In several countries - Belgium, Austria, and the US, for instance - advertising at races is being banned or severely limited. Even the French Grand Prix in Magny-Cours will host its race in July without any tobacco sponsorship.
Tobacco advertising will be limited at the US Grand Prix in Indianapolis this weekend. The 1998 tobacco settlement with states' attorneys-general permits only one sports sponsorship per tobacco brand. Teams like Ferrari, whose Philip Morris backers are already involved with a team in the Indy Racing League, will appear without tobacco logos.
Some of the teams themselves have begun to look for money elsewhere. BMW-Williams emblazons drugmaker Glaxo SmithKline's NiQuitin smoking-cessation patch on its cars and jerseys.
While many applaud minimizing tobacco advertising, others worry that the sport will not be able to survive a complete ban. Tobacco is the major sponsor for half of the sport's teams, four of which are title sponsors. Honda, for instance, is called Lucky Strike BAR Honda, and Renault is called Mild Seven Renault F1.
The World Health Organization condemned the sport in 1996, calling it a "nonstop commercial" for cigarettes. It even called for a global ban on the broadcasting of tobacco advertising "masquerading" as sports sponsorship. And the EU, which first considered such a step in 1990, is set to impose a complete ban by the end of 2005.
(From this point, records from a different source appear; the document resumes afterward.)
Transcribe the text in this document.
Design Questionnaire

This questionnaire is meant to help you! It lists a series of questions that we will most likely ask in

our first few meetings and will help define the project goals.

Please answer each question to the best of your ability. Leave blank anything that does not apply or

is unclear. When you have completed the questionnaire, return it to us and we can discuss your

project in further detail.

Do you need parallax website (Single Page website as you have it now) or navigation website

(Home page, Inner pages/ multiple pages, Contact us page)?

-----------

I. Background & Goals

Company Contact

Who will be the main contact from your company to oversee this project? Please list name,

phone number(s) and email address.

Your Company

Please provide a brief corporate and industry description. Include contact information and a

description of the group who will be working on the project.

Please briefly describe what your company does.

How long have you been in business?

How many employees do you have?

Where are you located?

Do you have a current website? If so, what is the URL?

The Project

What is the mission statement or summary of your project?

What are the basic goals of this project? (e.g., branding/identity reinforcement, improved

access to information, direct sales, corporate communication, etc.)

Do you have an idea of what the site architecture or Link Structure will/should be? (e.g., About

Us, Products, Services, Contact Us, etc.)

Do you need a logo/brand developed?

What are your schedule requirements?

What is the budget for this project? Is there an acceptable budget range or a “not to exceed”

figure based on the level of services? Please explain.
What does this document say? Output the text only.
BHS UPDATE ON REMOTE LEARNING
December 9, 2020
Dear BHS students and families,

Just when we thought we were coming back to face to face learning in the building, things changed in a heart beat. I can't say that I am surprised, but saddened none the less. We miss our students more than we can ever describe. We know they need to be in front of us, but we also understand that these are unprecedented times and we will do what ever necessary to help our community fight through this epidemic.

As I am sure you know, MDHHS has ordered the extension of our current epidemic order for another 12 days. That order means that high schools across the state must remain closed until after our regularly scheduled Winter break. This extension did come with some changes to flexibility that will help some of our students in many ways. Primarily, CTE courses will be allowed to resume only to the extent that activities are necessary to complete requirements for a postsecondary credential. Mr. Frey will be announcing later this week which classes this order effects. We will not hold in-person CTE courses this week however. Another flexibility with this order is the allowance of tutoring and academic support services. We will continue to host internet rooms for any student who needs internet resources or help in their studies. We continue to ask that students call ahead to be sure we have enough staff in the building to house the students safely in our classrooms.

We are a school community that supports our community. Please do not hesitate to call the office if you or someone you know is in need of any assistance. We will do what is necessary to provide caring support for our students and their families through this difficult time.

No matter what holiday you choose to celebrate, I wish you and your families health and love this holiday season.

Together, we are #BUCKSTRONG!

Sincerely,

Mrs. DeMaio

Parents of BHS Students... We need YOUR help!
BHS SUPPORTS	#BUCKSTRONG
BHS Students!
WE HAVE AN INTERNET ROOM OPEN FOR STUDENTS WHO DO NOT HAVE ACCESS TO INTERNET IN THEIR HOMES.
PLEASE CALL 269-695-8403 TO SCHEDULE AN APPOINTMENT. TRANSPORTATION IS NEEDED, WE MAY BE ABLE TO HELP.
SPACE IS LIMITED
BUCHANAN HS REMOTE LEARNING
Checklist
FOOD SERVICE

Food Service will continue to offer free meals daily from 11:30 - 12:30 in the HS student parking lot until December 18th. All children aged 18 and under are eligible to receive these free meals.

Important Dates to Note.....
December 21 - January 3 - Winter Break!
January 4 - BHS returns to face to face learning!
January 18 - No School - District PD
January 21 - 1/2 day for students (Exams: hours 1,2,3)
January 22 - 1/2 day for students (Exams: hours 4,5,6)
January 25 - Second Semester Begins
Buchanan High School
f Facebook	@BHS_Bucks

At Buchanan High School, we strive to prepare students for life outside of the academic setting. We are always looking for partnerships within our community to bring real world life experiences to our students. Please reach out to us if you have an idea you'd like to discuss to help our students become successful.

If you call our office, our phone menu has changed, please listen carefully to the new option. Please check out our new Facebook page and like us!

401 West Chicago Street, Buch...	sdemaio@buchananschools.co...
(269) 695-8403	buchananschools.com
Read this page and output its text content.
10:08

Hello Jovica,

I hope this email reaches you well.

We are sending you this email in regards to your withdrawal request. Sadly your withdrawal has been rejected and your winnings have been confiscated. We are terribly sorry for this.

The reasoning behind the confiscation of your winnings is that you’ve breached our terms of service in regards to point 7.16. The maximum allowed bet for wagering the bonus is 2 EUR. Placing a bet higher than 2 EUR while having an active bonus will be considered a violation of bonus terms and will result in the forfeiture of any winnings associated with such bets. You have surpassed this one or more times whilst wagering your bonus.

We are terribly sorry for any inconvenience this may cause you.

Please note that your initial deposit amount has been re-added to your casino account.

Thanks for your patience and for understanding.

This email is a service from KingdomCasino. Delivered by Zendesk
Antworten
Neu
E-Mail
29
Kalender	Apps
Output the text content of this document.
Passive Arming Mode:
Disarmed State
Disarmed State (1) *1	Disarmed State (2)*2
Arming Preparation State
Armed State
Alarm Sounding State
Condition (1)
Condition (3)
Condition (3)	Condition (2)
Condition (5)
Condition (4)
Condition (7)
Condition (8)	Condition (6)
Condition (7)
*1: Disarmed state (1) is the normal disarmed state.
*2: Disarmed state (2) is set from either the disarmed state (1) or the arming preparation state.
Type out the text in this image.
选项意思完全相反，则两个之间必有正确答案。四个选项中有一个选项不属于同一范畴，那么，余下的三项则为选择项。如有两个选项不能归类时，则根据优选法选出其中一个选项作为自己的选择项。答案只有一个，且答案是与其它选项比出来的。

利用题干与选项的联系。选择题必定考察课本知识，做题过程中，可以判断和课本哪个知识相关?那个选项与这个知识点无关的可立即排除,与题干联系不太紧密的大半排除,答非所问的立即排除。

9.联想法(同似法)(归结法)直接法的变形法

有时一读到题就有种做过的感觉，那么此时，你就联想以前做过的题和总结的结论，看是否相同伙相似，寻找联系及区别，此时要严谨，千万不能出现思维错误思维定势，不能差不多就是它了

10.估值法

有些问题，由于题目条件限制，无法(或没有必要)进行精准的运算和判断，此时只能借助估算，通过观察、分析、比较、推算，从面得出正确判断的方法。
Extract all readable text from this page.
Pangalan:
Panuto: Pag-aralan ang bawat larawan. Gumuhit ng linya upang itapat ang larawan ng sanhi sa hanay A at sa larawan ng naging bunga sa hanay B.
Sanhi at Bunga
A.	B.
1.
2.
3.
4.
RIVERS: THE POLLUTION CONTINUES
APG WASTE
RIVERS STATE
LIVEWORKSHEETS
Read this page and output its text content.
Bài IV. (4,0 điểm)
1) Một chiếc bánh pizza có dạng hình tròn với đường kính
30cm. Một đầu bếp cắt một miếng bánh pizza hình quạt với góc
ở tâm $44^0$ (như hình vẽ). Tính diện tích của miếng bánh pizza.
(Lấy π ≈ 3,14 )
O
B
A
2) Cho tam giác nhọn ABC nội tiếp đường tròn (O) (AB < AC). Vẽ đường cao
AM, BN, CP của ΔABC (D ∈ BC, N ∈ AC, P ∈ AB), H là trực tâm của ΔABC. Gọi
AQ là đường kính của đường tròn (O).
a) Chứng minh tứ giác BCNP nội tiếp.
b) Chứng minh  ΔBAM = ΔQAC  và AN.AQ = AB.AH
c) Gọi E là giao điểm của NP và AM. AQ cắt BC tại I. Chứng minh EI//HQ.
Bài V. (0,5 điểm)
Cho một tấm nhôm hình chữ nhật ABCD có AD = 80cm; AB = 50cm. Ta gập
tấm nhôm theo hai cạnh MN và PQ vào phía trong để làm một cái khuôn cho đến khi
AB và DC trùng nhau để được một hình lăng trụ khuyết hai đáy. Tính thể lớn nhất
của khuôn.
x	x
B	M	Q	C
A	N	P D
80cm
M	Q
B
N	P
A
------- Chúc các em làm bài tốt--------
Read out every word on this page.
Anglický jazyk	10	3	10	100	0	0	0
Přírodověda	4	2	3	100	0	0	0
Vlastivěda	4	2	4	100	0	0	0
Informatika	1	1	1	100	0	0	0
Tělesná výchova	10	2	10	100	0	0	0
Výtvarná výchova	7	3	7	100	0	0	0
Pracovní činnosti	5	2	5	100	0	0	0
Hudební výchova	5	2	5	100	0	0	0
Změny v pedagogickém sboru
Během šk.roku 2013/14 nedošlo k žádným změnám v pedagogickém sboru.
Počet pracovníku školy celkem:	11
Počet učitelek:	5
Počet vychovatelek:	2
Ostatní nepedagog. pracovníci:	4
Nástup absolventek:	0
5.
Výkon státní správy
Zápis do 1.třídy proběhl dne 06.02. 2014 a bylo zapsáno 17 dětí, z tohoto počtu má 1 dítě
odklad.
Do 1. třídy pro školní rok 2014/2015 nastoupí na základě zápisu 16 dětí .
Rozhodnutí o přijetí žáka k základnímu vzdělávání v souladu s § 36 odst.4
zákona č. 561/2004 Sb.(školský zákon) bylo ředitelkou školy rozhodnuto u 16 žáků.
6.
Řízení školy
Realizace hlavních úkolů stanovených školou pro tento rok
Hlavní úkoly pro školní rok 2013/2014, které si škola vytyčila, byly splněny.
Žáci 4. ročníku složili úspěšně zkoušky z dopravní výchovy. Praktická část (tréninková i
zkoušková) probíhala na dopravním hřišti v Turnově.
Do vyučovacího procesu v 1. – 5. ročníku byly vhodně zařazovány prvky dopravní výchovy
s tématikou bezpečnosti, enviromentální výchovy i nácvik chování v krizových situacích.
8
Not to be deterred, Mr. Ecclestone is already taking the sport to countries where tobacco sponsorship is not an issue. The two newest tracks are in China and Bahrain. And yet those countries pose their own challenges for officials. In Bahrain, there was no traditional spraying of champagne from the winner's podium, and there is already talk of a ban on trackside tobacco ads in Shanghai for September's race.
But Mr. Economaki says that losing giant sums from tobacco companies would actually help the sport. "Historically, racing drivers won races," he says. "Now, with all the money pumped in, the cars win the races. No matter how good a driver you are, there's nothing you can do about it."